In this paper, an artificial intelligence approach has been employed to analyze the slump and compressive strength (CS) of high-performance concrete (HPC), focusing on its mechanical properties. The importance of assessing these critical concrete characteristics has been widely acknowledged by experts in the field, leading to the development of innovative methods for estimating parameters that typically require laboratory testing. These intelligent techniques improve the accuracy of mechanical property predictions and reduce the resource-intensive and costly nature of experimental work. The radial basis function neural network (RBFNN) is the foundational model for predicting the mechanical attributes of various HPC mixtures. To fine-tune the RBFNN’s performance in replicating the mechanical properties of HPC samples, two optimization algorithms, namely the Golden Eagle Optimizer (GEO) and Dynamic Arithmetic Optimization Algorithm (DAOA), have been employed.
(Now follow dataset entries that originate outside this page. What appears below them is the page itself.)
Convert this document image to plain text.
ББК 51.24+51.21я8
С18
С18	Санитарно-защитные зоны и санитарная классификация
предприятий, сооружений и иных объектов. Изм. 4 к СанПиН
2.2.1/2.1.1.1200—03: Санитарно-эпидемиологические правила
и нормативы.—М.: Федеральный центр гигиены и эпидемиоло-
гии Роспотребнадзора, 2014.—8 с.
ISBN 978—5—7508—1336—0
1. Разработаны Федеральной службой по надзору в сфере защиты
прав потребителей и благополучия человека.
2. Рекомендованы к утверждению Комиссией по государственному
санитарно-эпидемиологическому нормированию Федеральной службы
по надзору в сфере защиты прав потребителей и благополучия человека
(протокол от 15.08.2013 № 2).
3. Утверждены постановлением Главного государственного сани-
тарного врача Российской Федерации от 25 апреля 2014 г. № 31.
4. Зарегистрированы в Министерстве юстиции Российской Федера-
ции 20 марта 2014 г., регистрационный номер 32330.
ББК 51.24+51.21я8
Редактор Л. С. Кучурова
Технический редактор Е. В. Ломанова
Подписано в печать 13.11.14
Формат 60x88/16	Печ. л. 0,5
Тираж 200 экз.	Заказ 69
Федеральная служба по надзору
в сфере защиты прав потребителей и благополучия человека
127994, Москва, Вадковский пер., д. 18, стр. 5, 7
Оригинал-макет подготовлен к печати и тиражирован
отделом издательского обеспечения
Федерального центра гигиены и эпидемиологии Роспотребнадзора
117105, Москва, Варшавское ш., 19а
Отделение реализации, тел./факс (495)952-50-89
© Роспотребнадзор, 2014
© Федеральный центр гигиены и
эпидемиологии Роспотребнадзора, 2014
In this manner, both RBGE and RBDA models were trained using a dataset comprising 181 HPC samples that included superplasticizers and fly ash. The results show that DAOA has significantly improved the base model’s predictive capability, achieving a higher correlation with a value R2 of 0.936 when estimating slump. Furthermore, RBDA exhibited a more favorable root mean square error (RMSE) in predicting compressive strength compared to RBGE, with a notable 16% difference. Ultimately, both integrated models demonstrated their effectiveness in accurately modeling the mechanical properties of HPC.